Présence à l'abbaye de personnes célèbres
- Robert Louis Stevenson : Le 26 septembre 1878, l'écrivain écossais accompagné de Modestine trouve refuge à l'abbaye dont il parlera longuement dans son célèbre ouvrage "Voyage avec un âne dans les Cévennes".
- Charles de Foucauld  : Le16 Janvier 1890 le Vicomte Charles Eugène de Foucauld de Pontbriand entre à la trappe où il effectue son noviciat avant de repartir pour l'abbaye d'Akbés sous le nom de frère Marie-Albéric. P. Ch. De Foucauld  fut béatifié le 13 novembre 2005, à Rome par le Pape Benoît XVI.

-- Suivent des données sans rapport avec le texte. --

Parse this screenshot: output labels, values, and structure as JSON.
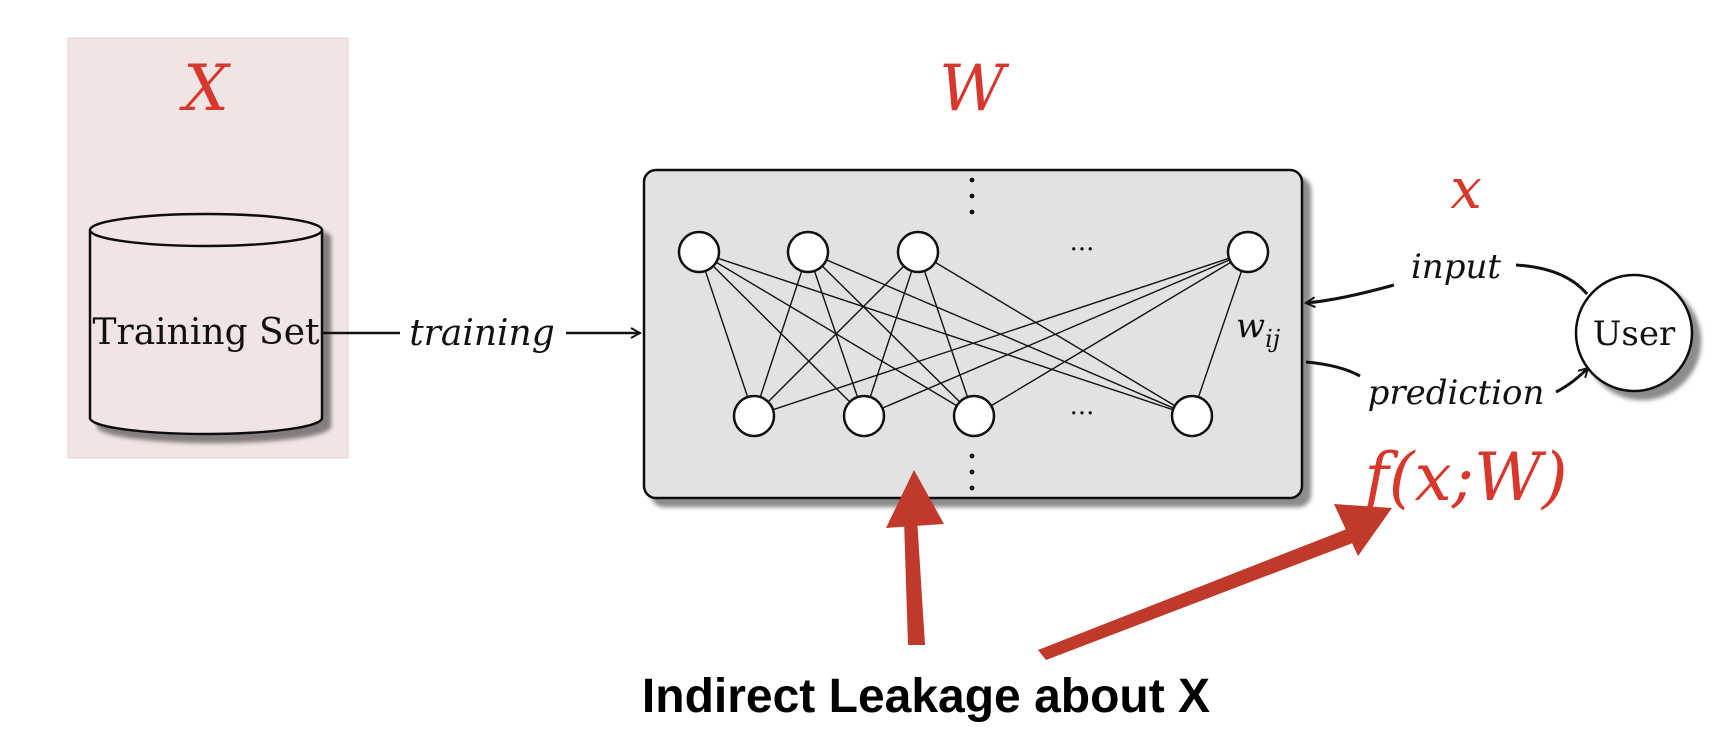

- Robert Schuman, Père de l'Europe, ancien ministre des Affaires étrangères et président du conseil sous les troisième et quatrième républiques, a séjourné à l’abbaye à la fin de la guerre. Son procès en béatification est toujours en cours.
 
Vous y rendre
- Par La Croix de Bauzon (63km / 1h20 environ) ; à partir d'Aubenas, prendre la RN 102 en direction du Puy - A l'entrée de Lalevade tourner à gauche au giratoire en direction de Jaujac/La Souche (D 19) - Passer à La Croix de Bauzon - Passer au Bèz puis Masméjean-  Poursuivre en direction de St Etienne de Lugdares - traverser le village - continuer en direction de La Bastide-Puylaurent - Dans le village prendre la direction de St Laurent les Bains - La Trappe est située à quelques kilomètres à la sortie de St Laurent, sur la gauche.
- Autre itinéraire possible par le col de la Chavade (72km / 1h30 environ) et qui retrouve l'itinéraire ci-dessus à hauteur de l'auberge du Bèz.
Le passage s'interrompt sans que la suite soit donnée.